DFT calculations in the assignment of solid-state NMR and crystal structure elucidation of a lanthanum(III) complex with dithiocarbamate and phenanthroline

The molecular, crystal, and electronic structures as well as spectroscopic properties of a mononuclear heteroleptic lanthanum(III) complex with diethyldithiocarbamate and 1,10-phenanthroline ligands (3 : 1) were studied by solid-state C-13 and N-15 cross-polarisation (CP) magic-angle-spinning (MAS) NMR, X-ray diffraction (XRD), and first principles density functional theory (DFT) calculations. A substantially different powder XRD pattern and C-13 and N-15 CP-MAS NMR spectra indicated that the title compound is not isostructural to the previously reported analogous rare earth complexes with the space group P2(1)/n. Both C-13 and N-15 CP-MAS NMR revealed the presence of six structurally different dithiocarbamate groups in the asymmetric unit cell, implying a non-centrosymmetric packing arrangement of molecules. This was supported by single-crystal X-ray crystallography showing that the title compound crystallised in the triclinic space group P1. In addition, the crystal structure also revealed that one of the dithiocarbamate ligands has a conformational disorder.

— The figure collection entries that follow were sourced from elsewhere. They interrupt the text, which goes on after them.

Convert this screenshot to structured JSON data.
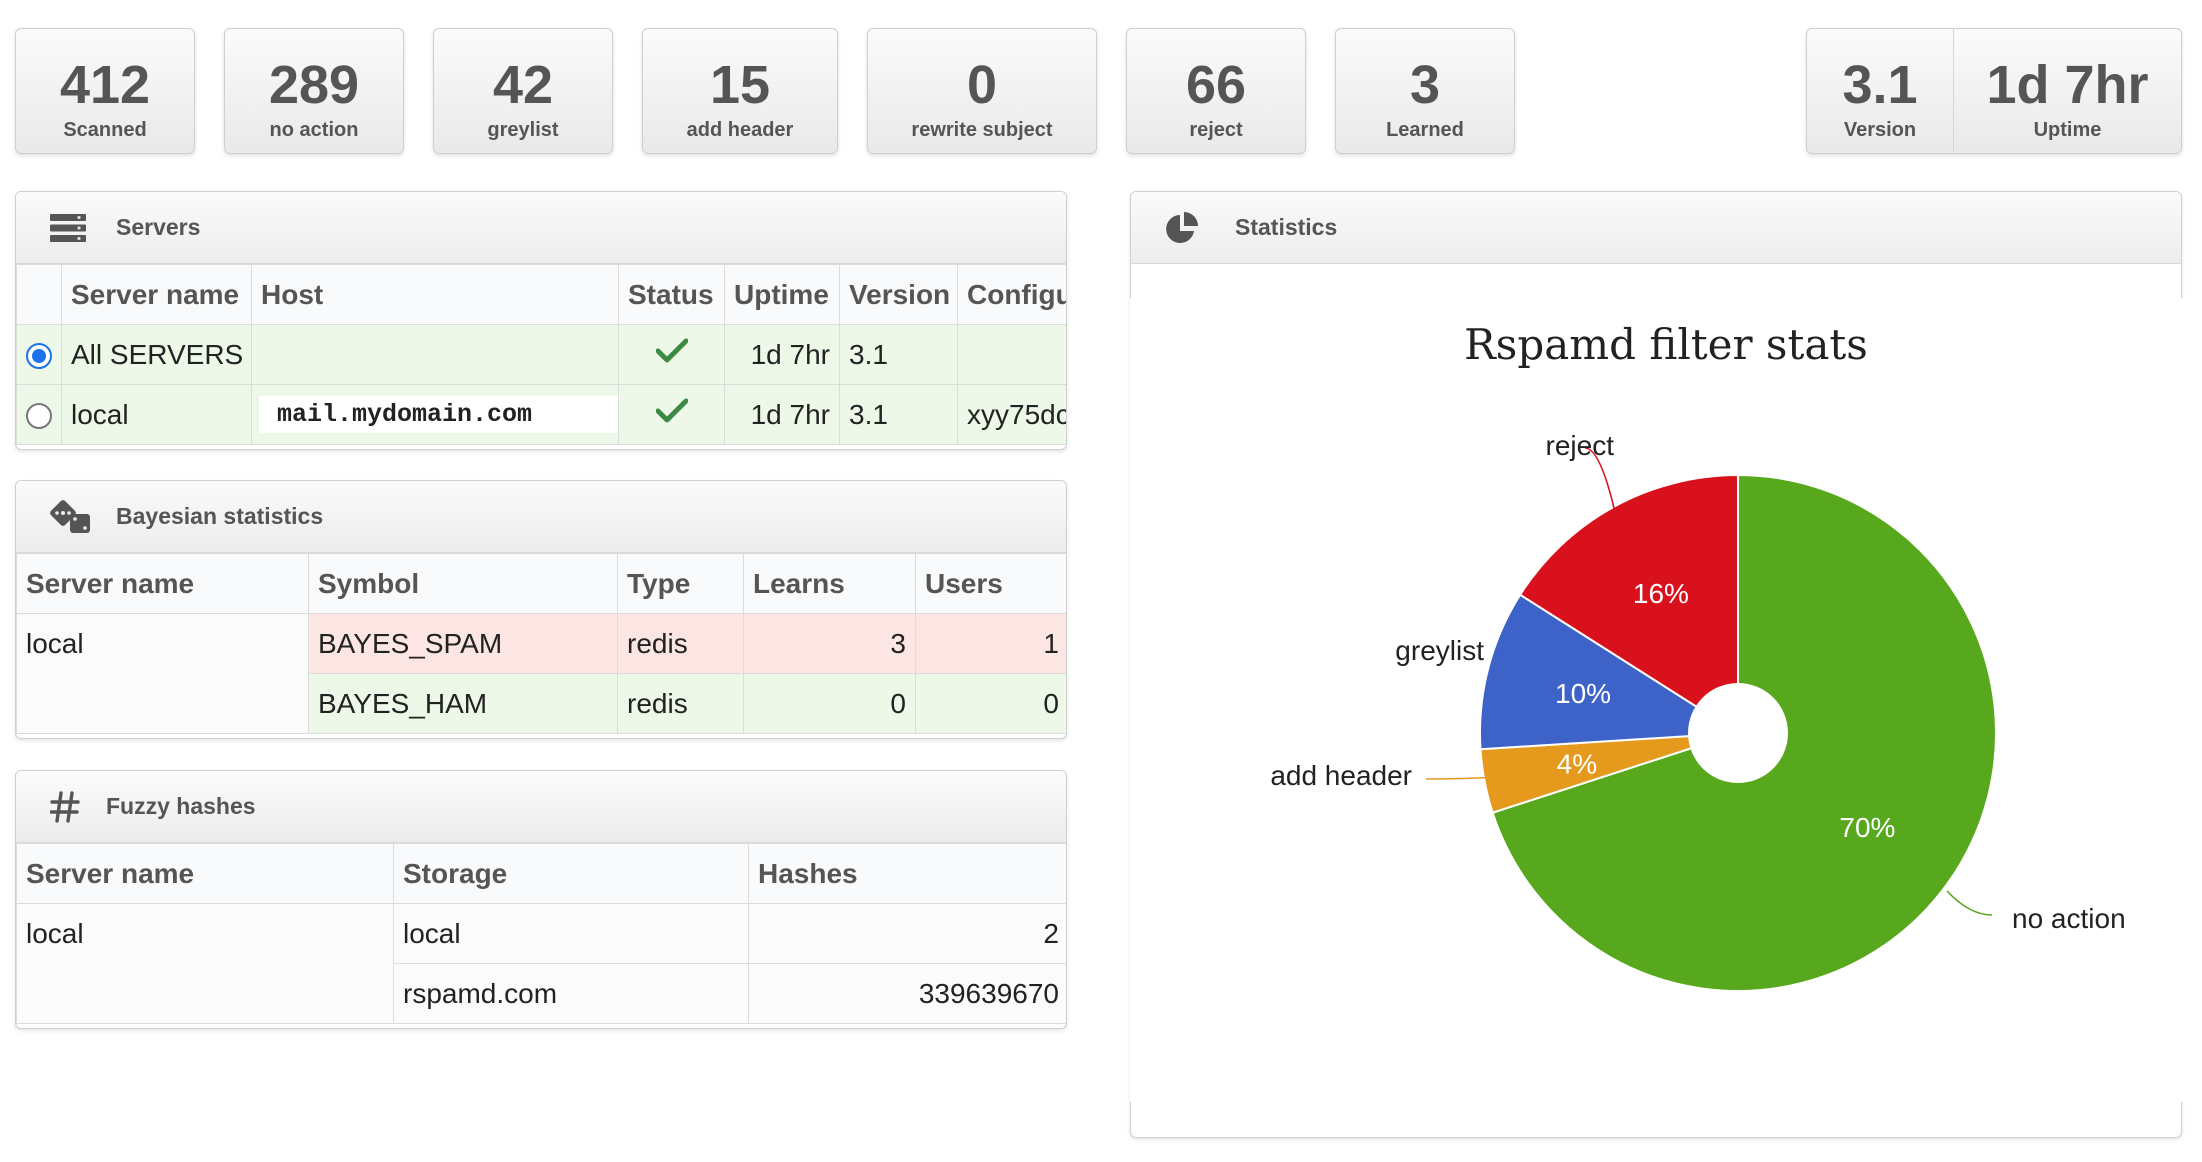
{
  "stats": [
    {
      "value": "412",
      "label": "Scanned"
    },
    {
      "value": "289",
      "label": "no action"
    },
    {
      "value": "42",
      "label": "greylist"
    },
    {
      "value": "15",
      "label": "add header"
    },
    {
      "value": "0",
      "label": "rewrite subject"
    },
    {
      "value": "66",
      "label": "reject"
    },
    {
      "value": "3",
      "label": "Learned"
    }
  ],
  "version_box": {
    "version_value": "3.1",
    "version_label": "Version",
    "uptime_value": "1d 7hr",
    "uptime_label": "Uptime"
  },
  "servers": {
    "title": "Servers",
    "icon": "server-icon",
    "columns": [
      "",
      "Server name",
      "Host",
      "Status",
      "Uptime",
      "Version",
      "Configu"
    ],
    "rows": [
      {
        "selected": true,
        "name": "All SERVERS",
        "host": "",
        "status": "ok",
        "uptime": "1d 7hr",
        "version": "3.1",
        "config": ""
      },
      {
        "selected": false,
        "name": "local",
        "host": "mail.mydomain.com",
        "status": "ok",
        "uptime": "1d 7hr",
        "version": "3.1",
        "config": "xyy75dc"
      }
    ]
  },
  "bayes": {
    "title": "Bayesian statistics",
    "icon": "dice-icon",
    "columns": [
      "Server name",
      "Symbol",
      "Type",
      "Learns",
      "Users"
    ],
    "server": "local",
    "rows": [
      {
        "symbol": "BAYES_SPAM",
        "type": "redis",
        "learns": "3",
        "users": "1"
      },
      {
        "symbol": "BAYES_HAM",
        "type": "redis",
        "learns": "0",
        "users": "0"
      }
    ]
  },
  "fuzzy": {
    "title": "Fuzzy hashes",
    "icon": "hash-icon",
    "columns": [
      "Server name",
      "Storage",
      "Hashes"
    ],
    "server": "local",
    "rows": [
      {
        "storage": "local",
        "hashes": "2"
      },
      {
        "storage": "rspamd.com",
        "hashes": "339639670"
      }
    ]
  },
  "statistics_panel": {
    "title": "Statistics",
    "icon": "pie-chart-icon"
  },
  "chart_data": {
    "type": "pie",
    "title": "Rspamd filter stats",
    "donut": true,
    "slices": [
      {
        "label": "no action",
        "value": 70,
        "display": "70%",
        "color": "#57a81c"
      },
      {
        "label": "add header",
        "value": 4,
        "display": "4%",
        "color": "#e59a1e"
      },
      {
        "label": "greylist",
        "value": 10,
        "display": "10%",
        "color": "#3d63c9"
      },
      {
        "label": "reject",
        "value": 16,
        "display": "16%",
        "color": "#d9111d"
      }
    ]
  }
}
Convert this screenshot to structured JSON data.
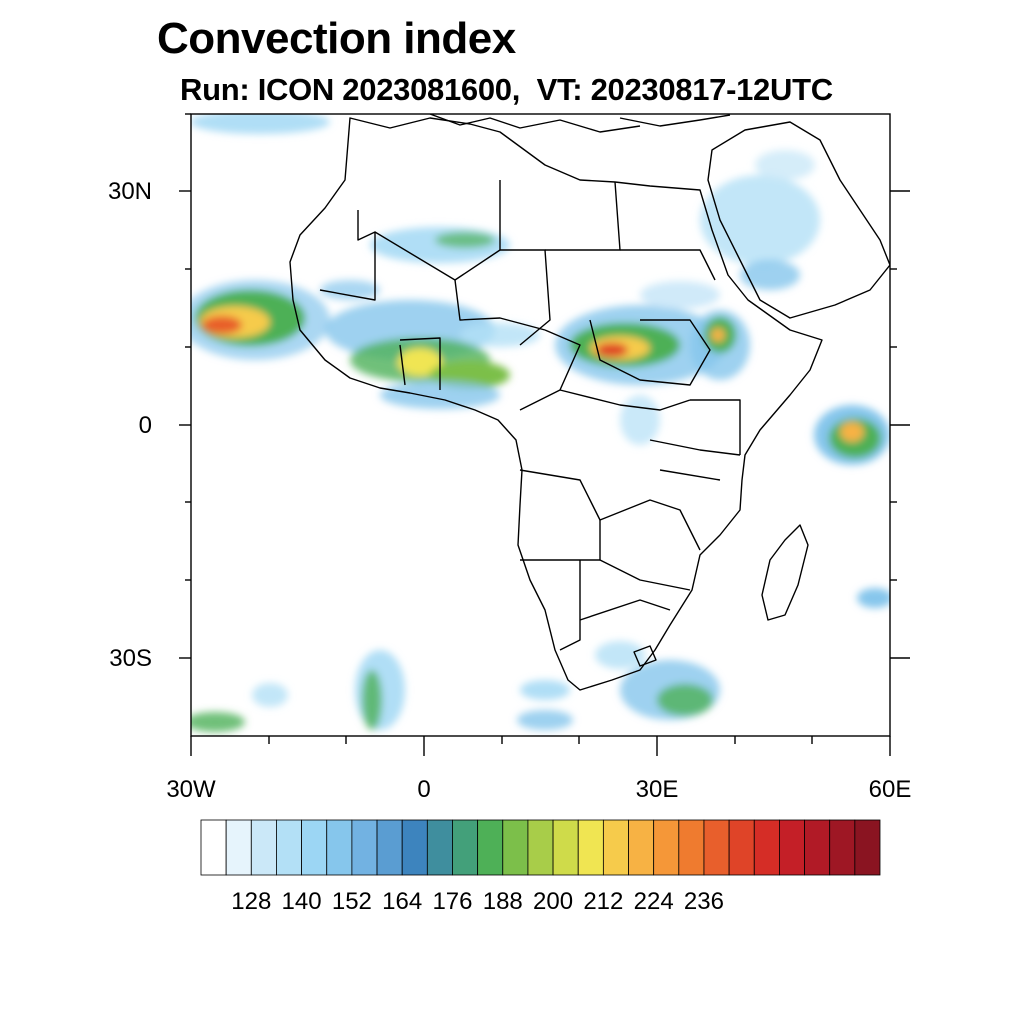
{
  "title": "Convection index",
  "subtitle": "Run: ICON 2023081600,  VT: 20230817-12UTC",
  "map": {
    "projection": "cylindrical-equidistant",
    "lon_range": [
      -30,
      60
    ],
    "lat_range": [
      -40,
      40
    ],
    "lat_labels": [
      "30N",
      "0",
      "30S"
    ],
    "lon_labels": [
      "30W",
      "0",
      "30E",
      "60E"
    ]
  },
  "colorbar": {
    "labels": [
      "128",
      "140",
      "152",
      "164",
      "176",
      "188",
      "200",
      "212",
      "224",
      "236"
    ],
    "colors": [
      "#ffffff",
      "#e6f4fc",
      "#cbe8f8",
      "#b3e0f6",
      "#9cd6f4",
      "#86c6ec",
      "#72b2e2",
      "#5a9dd2",
      "#3d84be",
      "#3f8e9e",
      "#43a07a",
      "#4eb057",
      "#7cbf4a",
      "#a8cd49",
      "#cfdb4a",
      "#f0e552",
      "#f6cb4b",
      "#f7b244",
      "#f59738",
      "#ef7b2f",
      "#e85f2c",
      "#df4428",
      "#d52d26",
      "#c41f27",
      "#b11a26",
      "#9e1724",
      "#8a1421"
    ]
  }
}
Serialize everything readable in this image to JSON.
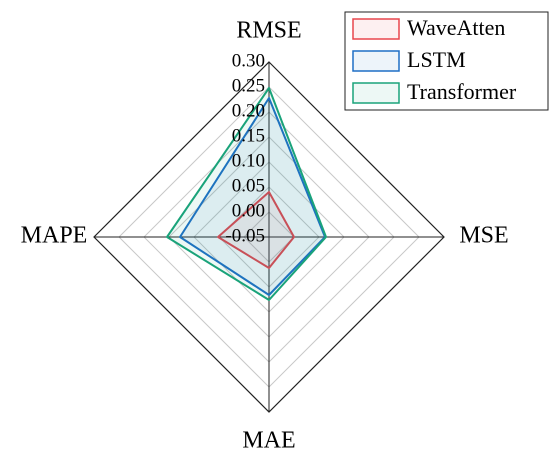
{
  "chart_data": {
    "type": "radar",
    "categories": [
      "RMSE",
      "MSE",
      "MAE",
      "MAPE"
    ],
    "rlim": [
      -0.05,
      0.3
    ],
    "rticks": [
      -0.05,
      {
        "value": 0.0,
        "label": "0.00"
      },
      0.05,
      {
        "value": 0.1,
        "label": "0.10"
      },
      0.15,
      {
        "value": 0.2,
        "label": "0.20"
      },
      0.25,
      {
        "value": 0.3,
        "label": "0.30"
      }
    ],
    "grid": true,
    "legend": "upper right",
    "series": [
      {
        "name": "WaveAtten",
        "color": "#e8464d",
        "values": [
          0.04,
          0.0,
          0.012,
          0.052
        ]
      },
      {
        "name": "LSTM",
        "color": "#1f6fc5",
        "values": [
          0.228,
          0.062,
          0.066,
          0.128
        ]
      },
      {
        "name": "Transformer",
        "color": "#1aa37a",
        "values": [
          0.248,
          0.064,
          0.076,
          0.154
        ]
      }
    ]
  }
}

NMR chemical shift calculations employing the periodic gauge including projector augmented wave (GIPAW) approach supported the assignment of the experimental C-13 and N-15 NMR spectra. However, the best correspondences were obtained with the structure where the atomic positions in the X-ray unit cell were optimised at the DFT level. The roles of the scalar and spin-orbit relativistic effects on NMR shielding were investigated using the zeroth-order regular approximation (ZORA) method with the outcome that already the scalar relativistic level qualitatively reproduces the experimental chemical shifts. The electronic properties of the complex were evaluated based on the results of the natural bond orbital (NBO) and topology of the electron density analyses. Overall, we apply a multidisciplinary approach acquiring comprehensive information about the solid-state structure and the metal-ligand bonding of the heteroleptic lanthanum complex.